2-Amino-5-chlorobenzophenone
- Names: Preferred IUPAC name (2-Amino-5-chlorophenyl)(phenyl)methanone

Identifiers
- CAS Number: 719-59-5;
- 3D model (JSmol): Interactive image;
- ChEMBL: ChEMBL1417425;
- ChemSpider: 12339;
- ECHA InfoCard: 100.010.864
- EC Number: 211-949-7;
- PubChem CID: 12870;
- UNII: FR80014ZBT;
- CompTox Dashboard (EPA): DTXSID0052463 ;

Properties
- Chemical formula: C_{13}H_{10}ClNO
- Molar mass: 231.68 g·mol^{−1}
- Hazards: GHS labelling:
- Pictograms: GHS07: Exclamation mark
- Signal word: Warning
- Hazard statements: H315, H319, H335
- Precautionary statements: P261, P264, P264+P265, P271, P280, P302+P352, P304+P340, P305+P351+P338, P319, P321, P332+P317, P337+P317, P362+P364, P403+P233, P405, P501

= 2-Amino-5-chlorobenzophenone =

Chemical compound, benzodiazepine precursor

2-Amino-5-chlorobenzophenone is a substituted benzophenone that can be used in the synthesis of benzodiazepines.

== Chemistry ==
2-Amino-5-chlorobenzophenone is a substituted derivative of benzophenone, where the hydrogen atom at the 2 position has been replaced by an amino group (–NH_{2}) and the one at the 5 position replaced with a chlorine atom.

=== Synthesis ===
Among other methods, 2-amino-5-chlorobenzophenone can be synthesized by reducing isoxazole through iron powder. This process also involves using toluene and muriatic acid.

== Synthesis of benzodiazepines ==
2-Amino-5-chlorobenzophenone and its derivatives can be used to produce benzodiazepines, a few examples are listed below;

=== Prazepam ===
Prazepam can be produced by the acylation of 2-amino-5-chlorobenzophenone with cyclo-propanecarbonyl chloride and triethylamine, 2-cyclopropylmethylamino-5-chlorobenzhydrol is then obtained by using lithium aluminium hydride as a reducing agent, this product is then oxidized by using manganese dioxide.

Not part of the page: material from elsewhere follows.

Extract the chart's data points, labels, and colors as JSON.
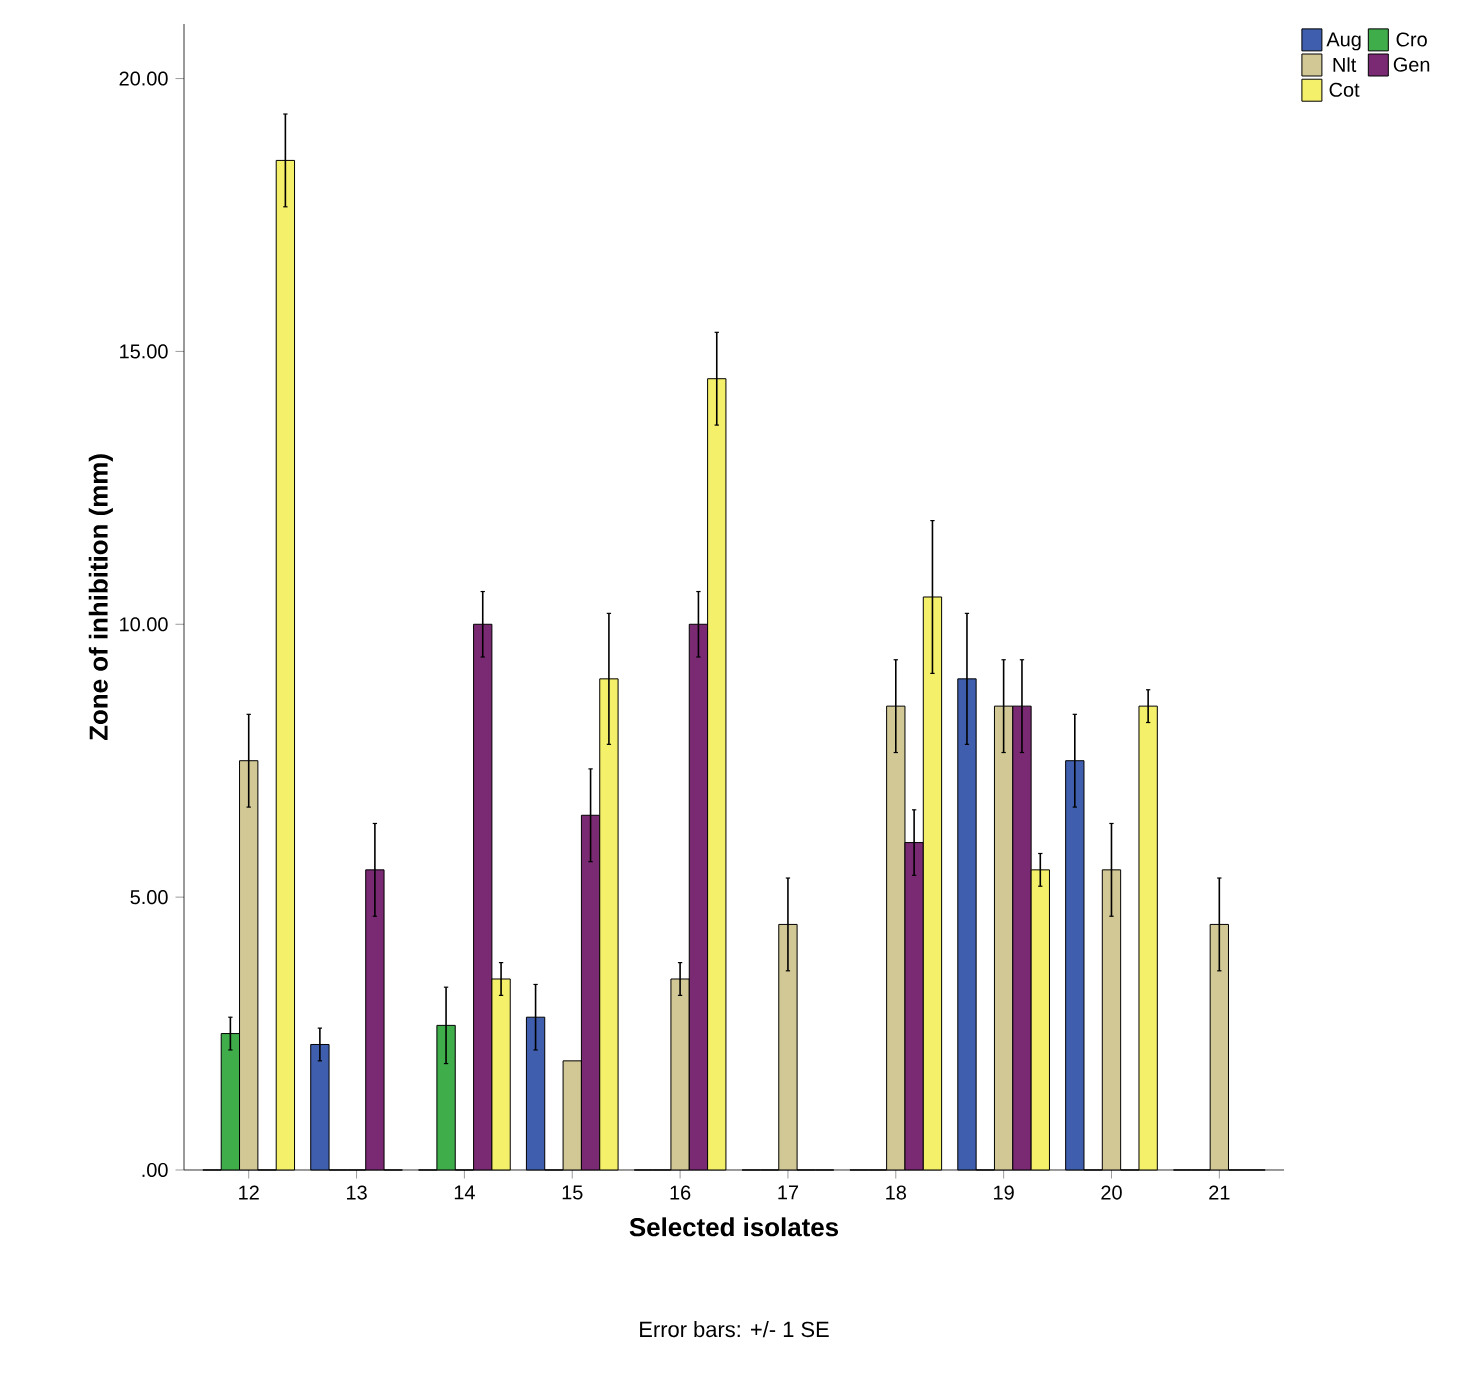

The resulting compound goes another acylation reaction using phthalimidoacetyl chloride and finally treated with hydrazine hydrate to produce prazepam.

=== Lorazepam ===
Lorazepam can be made using 2-amino-2′,5-dichlorobenzophenone (a derivative of 2-amino-5-chlorobenzophenone), which is first reacted with hydroxylamine, the obtained product is then reacted with chloroacetyl chloride to give 6-chloro-2-chlormethyl-4-(2′-chlorophenyl)quinazolin-3-oxide, a reaction with methylamine produces ring expansion and rearrangement, which forms 7-chloro-2-methylamino-5-(2′-chlorphenyl)-3H-1,4-benzodiazepin-4-oxide, acetylation with acetic anhydride gives a product which goes under hydrolysis by reacting it with hydrochloric acid, this gives 7-chloro-5-(2′-chlorophenyl)-1,2-dihydro-3H-1,4-benzodiazepin-2-on-4-oxide, a second reaction with acetic anhydride gives 7-chloro-1,3-dihydro-3-acetoxy-5-(2′-chlorphenyl)-2H-benzodiazepin-2-one, the last step involves hydrolysis of this product under sodium hydroxide to give lorazepam.

=== Chlordiazepoxide ===
To make chlordiazepoxide, 2-amino-5-chlorobenzophenone is first reacted with hydroxylamine, the resulting product is then reacted with chloracetyl chloride in acetic acid, resulting in 6-chloro-2-chloromethyl-4-phenylquinazolin-3-oxide, reaction with methylamine gives chlordiazepoxide.